Teatro Greco – Siracusa
Alcesti
di Euripide
Traduzione di Maria Pia Pattoni
Musiche di Marcello Panni
Scena e costumi Luigi Perego
Con: Sergio Basile (Admeto), Galatea Ranzi (Alcesti), Stefano Santospago (Eracle), Paolo Graziosi (Feréte), Massimo Nicolini (Apollo), Pietro Montandon (Thanatos)
Regia di Cesare Lievi
Sino al 19 giugno 2016

«La morte è un debito che tutti dobbiamo saldare, ammettilo» dice il Coro ad Admeto, disperato per la morte di Alcesti, sua moglie. Apollo ha ingannato le Moire e ottenuto che Thanatos non si prenda la vita di Admeto, che era destinata a finire presto. Ma la condizione è che qualcuno muoia al posto del re. Gli anziani genitori si rifiutano -a qualunque età «la luce del Sole è un bene assai caro» afferma Feréte, suo padre, aggiungendo che «la vita è breve, ma sempre tanto dolce»- ed è dunque Alcesti a regalare al suo uomo vita e a se stessa il nulla. Mentre muore, Alcesti ripete di continuo che sta diventando «niente», che «chi muore non è più nulla». L’ancella la osserva e si accorge che Alcesti «respira appena, eppure vuole rivolgere un ultimo sguardo alla luce del Sole, che non vedrà mai più».
Una totale immanenza si raggruma in queste parole. Qui e ora per i Greci è la vita, qui e ora. L’Ade è pura ombra, confine con il vuoto, sostanza fatta di niente. E gli umani lottano in tutti i modi per stare nella pienezza dell’essere, per abitare ancora dentro la Luce.
Ma Admeto è un uomo fortunato. Al dono di Apollo si aggiunge infatti quello di Eracle. L’eroe, in transito durante le sue fatiche, si ferma nella casa di Admeto e a lui, amico fraterno, il re non ha voluto rivelare l’identità della defunta, in modo che Eracle possa gustare senza afflizione l’ospitalità che riceve. Quando scopre sino a qual punto si è spinto l’affetto dell’amico, Eracle si reca negli inferi, lotta con la morte e restituisce Alcesti al marito.
La regia di Cesare Lievi fa iniziare la rappresentazione con un funerale cristiano, il cui ritmo di dolore avanza nel segno di una croce. Croce che viene lasciata sulla scena, deposta sopra una bara. Lasciando la casa di Admeto, Eracle inciampa in questa croce. La prende, la osserva, la confronta con la propria clava e poi scaglia a terra la croce. Una scelta registica molto coraggiosa, questo gesto. In quei due simboli si confrontano due mondi ed Eracle afferma la pienezza e la forza della Grecità, della sua immanenza.

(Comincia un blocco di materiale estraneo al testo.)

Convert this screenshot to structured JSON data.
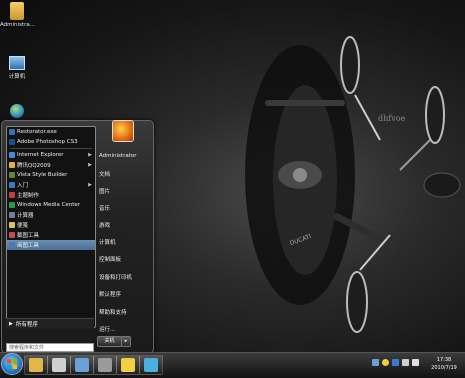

La traduzione di Maria Pia Pattoni scioglie con semplice solennità i costrutti euripidei e contribuisce alla riuscita di una rappresentazione che va al cuore della condizione in cui stanno tutti gli enti: «Grazie alle Muse sono salito alto nel cielo, ho appreso molte idee, ma nulla ho incontrato più forte della Necessità», canta il Coro. Quella Necessità della quale il morire è l’emblema più chiaro.